L'Italia è depressa: a soffrire sono 2,8 milioni di Italiani
Sostieni il progetto Conflitti da non dimenticare su Gli Occhi della Guerra
27 Luglio Lug 2018 27 luglio 2018

Secondo Istat le categorie più colpite sono donne e disoccupati

L’Italia soffre di depressione. Oltre 2,8 milioni sono gli italiani che ne soffrono, secondo i dati Istat sono 5,4% della popolazione, a fronte di una media europea del 7,1%. È il disturbo mentale più diffuso tra gli Italiani. Le donne sono maggiormente colpite, ben il 9,1% contro il 4,8% degli uomini, seguite dai disoccupati.

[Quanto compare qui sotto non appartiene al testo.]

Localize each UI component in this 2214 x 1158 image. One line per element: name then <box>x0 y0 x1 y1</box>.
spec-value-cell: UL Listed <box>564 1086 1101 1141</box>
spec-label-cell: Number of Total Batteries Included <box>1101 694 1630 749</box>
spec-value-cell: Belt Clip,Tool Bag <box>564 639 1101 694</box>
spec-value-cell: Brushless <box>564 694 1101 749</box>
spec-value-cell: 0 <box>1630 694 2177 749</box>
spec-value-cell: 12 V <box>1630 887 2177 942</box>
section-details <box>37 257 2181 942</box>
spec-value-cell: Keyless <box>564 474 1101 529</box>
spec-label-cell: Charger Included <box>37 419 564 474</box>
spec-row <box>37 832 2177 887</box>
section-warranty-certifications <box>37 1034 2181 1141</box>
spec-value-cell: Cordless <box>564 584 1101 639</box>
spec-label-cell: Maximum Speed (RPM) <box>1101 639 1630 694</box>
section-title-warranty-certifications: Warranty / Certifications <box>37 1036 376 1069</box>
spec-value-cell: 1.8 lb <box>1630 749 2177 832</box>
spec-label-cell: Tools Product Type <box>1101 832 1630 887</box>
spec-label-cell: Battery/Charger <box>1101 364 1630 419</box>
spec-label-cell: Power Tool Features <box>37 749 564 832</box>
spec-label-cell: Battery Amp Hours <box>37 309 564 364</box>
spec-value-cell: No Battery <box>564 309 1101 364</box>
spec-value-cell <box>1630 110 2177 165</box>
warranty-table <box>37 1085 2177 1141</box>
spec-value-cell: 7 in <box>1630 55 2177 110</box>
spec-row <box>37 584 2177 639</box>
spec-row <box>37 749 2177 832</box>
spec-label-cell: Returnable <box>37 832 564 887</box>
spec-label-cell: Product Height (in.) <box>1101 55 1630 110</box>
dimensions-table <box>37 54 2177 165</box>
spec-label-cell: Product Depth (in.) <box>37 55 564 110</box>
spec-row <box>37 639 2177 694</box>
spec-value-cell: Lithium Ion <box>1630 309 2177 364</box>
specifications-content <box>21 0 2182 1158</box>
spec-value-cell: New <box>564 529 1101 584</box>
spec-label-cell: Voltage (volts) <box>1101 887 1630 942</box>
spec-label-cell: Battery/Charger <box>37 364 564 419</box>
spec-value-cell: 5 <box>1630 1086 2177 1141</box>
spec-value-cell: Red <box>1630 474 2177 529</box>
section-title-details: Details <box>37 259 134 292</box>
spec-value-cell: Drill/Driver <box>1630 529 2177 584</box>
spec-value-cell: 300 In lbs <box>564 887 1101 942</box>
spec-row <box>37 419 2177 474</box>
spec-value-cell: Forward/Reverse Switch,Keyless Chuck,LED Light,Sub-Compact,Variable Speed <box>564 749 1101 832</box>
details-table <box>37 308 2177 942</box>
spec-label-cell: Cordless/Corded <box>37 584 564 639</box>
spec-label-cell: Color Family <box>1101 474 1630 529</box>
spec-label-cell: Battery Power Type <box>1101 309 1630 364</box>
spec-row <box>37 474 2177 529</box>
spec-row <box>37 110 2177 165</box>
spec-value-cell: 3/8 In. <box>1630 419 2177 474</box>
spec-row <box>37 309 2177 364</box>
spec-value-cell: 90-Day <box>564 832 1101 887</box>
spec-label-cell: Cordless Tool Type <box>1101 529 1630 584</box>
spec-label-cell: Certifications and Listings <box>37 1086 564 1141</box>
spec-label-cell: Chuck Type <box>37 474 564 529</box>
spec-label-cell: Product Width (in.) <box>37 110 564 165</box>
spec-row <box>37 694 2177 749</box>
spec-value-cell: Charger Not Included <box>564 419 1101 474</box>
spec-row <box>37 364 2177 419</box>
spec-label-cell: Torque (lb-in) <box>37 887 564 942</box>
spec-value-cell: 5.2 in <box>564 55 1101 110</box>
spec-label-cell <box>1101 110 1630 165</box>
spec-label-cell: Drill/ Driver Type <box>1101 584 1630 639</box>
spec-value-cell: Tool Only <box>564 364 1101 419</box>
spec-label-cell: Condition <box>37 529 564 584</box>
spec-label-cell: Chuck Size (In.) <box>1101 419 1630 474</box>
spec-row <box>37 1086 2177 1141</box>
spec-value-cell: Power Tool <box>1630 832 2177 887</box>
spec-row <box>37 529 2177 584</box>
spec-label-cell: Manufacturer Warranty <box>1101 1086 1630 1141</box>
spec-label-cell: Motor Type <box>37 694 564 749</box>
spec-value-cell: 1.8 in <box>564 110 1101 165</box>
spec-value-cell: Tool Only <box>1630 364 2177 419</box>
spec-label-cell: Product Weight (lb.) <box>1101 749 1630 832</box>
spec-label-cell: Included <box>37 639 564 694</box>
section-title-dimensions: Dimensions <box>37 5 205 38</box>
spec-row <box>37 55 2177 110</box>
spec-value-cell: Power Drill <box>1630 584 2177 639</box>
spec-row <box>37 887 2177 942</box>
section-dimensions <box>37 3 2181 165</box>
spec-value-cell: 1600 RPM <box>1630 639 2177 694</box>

L’8,9% dei non lavoratori, soprattutto di età compresa tra i 35 e i 64 anni, dichiara di soffrire di ansia e disturbi depressivi. Si nota un calo decisivo nei lavoratori, dove i depressi sarebbero il 3,5%.

La malattia è in aumento tra gli anziani, che distanzia di 3 punti percentuali la media europea. Diverso discorso se si osserva la fascia di età compresa tra i 15 e i 44 anni, nella quale la media europea è di 5,2 contro l’1,7 nostrano.

L’Istat afferma, attraverso il report “La salute mentale nelle varie fasi della vita”, che 3,7 milioni di cittadini italiani oltre i 14 anni (il 7% della popolazione), abbia sofferto in passato di disturbi ansioso-depressivi.

Col crescere dell’età cresce purtroppo anche la percentuale interessata, fino ad arrivare al 14,9% dopo i 65 anni.

I dati italiani risultano quindi migliori rispetto alle medie europee ma, aumentano comunque notevolmente tra gli anziani.

Lo svantaggio sociale, un livello di istruzione basso, problemi economici e avanzamento dell’età sono tra le cause principali delle patologie psichiche descritte.

Anche il tasso di mortalità per suicidio è strettamente connesso alla depressione. A livello europeo è pari a 11 per 100mila individui, in Italia il dato scende a 6 per 100mila residenti.

Anche in questo caso il dato aumenta con l’avanzamento dell’età anagrafica, fino a 19 anni solo lo 0,7% dei ragazzi si è ucciso, valore che aumenta notevolmente negli anziani, il 10,5. Percentuale 4 volte maggiore negli uomini che nelle donne.

Infine il 12% dei suicidi è registrato nella fascia tra i 20 e i 34 anni.